“The Nakano Thrift Shop” (Furudogu Nakano Shoten) by Hiromi Kawakami is a lovely book well worth reading. It illustrates the value of daily life and how it frames the most significant things in life.
As is usual in Hiromi Kawakami´s writing, the main character (Hitomi) is also the narrator, which creates an environment that links the storyline with the protagonist’s thoughts and gives the novel a dynamic and in-depth narrative.
It is written in an engaging way. Each chapter appears to be unconnected from the rest; each one tells a specific story about the events in the store, which once told is not mentioned again. The stories come and go; as they arrive, they leave, leaving the illusion that they had no impact on the characters.
Much like the threads used to make a rug, every tiny moment weaves with another to create something bigger than itself. The book´s beauty and magic come from how closely it resembles real life. Behind what is seen, a whole story is developing.

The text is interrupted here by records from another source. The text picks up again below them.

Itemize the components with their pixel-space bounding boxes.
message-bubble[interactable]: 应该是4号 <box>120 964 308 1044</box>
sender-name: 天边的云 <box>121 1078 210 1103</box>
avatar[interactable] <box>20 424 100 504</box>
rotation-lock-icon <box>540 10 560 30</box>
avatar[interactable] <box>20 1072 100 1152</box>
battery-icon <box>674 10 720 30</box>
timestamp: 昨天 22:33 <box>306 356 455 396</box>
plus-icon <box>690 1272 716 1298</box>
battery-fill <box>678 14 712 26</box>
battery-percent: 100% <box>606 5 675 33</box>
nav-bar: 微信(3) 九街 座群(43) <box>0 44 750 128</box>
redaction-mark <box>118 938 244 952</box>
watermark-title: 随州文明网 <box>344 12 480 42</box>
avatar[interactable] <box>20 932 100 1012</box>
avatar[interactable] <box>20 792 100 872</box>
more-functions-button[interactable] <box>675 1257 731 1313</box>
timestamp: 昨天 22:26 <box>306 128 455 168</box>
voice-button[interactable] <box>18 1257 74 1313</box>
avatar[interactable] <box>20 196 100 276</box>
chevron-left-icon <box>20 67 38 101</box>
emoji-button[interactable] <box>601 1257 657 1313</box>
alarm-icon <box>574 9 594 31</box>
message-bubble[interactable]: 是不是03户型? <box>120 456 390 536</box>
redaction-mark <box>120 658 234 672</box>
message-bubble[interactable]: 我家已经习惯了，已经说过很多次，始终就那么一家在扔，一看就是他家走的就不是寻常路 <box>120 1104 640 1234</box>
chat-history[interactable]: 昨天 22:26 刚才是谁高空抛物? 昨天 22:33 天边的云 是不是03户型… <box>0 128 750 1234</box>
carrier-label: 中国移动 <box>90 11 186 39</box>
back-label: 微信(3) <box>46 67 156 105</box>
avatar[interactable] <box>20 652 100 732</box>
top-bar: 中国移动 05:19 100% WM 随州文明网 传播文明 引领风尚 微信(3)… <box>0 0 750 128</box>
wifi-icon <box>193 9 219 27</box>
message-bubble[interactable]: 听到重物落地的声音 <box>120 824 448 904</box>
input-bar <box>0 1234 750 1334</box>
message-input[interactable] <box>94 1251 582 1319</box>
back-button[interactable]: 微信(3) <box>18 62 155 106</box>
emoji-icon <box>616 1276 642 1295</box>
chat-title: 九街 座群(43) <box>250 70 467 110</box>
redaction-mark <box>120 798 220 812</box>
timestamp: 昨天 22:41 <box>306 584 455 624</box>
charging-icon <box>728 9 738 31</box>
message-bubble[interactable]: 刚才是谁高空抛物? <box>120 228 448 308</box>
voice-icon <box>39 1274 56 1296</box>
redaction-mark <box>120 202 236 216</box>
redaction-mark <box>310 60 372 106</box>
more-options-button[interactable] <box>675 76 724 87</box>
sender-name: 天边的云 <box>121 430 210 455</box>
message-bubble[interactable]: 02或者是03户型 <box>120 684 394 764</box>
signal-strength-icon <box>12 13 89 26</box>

As trivial events pass through life, greater, continuous, and more meaningful experiences are built upon the actions of their protagonists, but not upon their deliberate intentions.
The characters, little by little, get to know one another, but more importantly, they get to know themselves. However, every step toward intimacy is accompanied by the fear of showing who you are. This book is a journey of self-discovery that shows us the beauty of mysteries we are unable to unravel.
Hiromi Kawakami teaches us that there are everyday details—a glance, a touch, a feeling, a smile, a thought— that transcend, and despite our efforts to ignore them and deceive ourselves, time will reveal what has been hidden.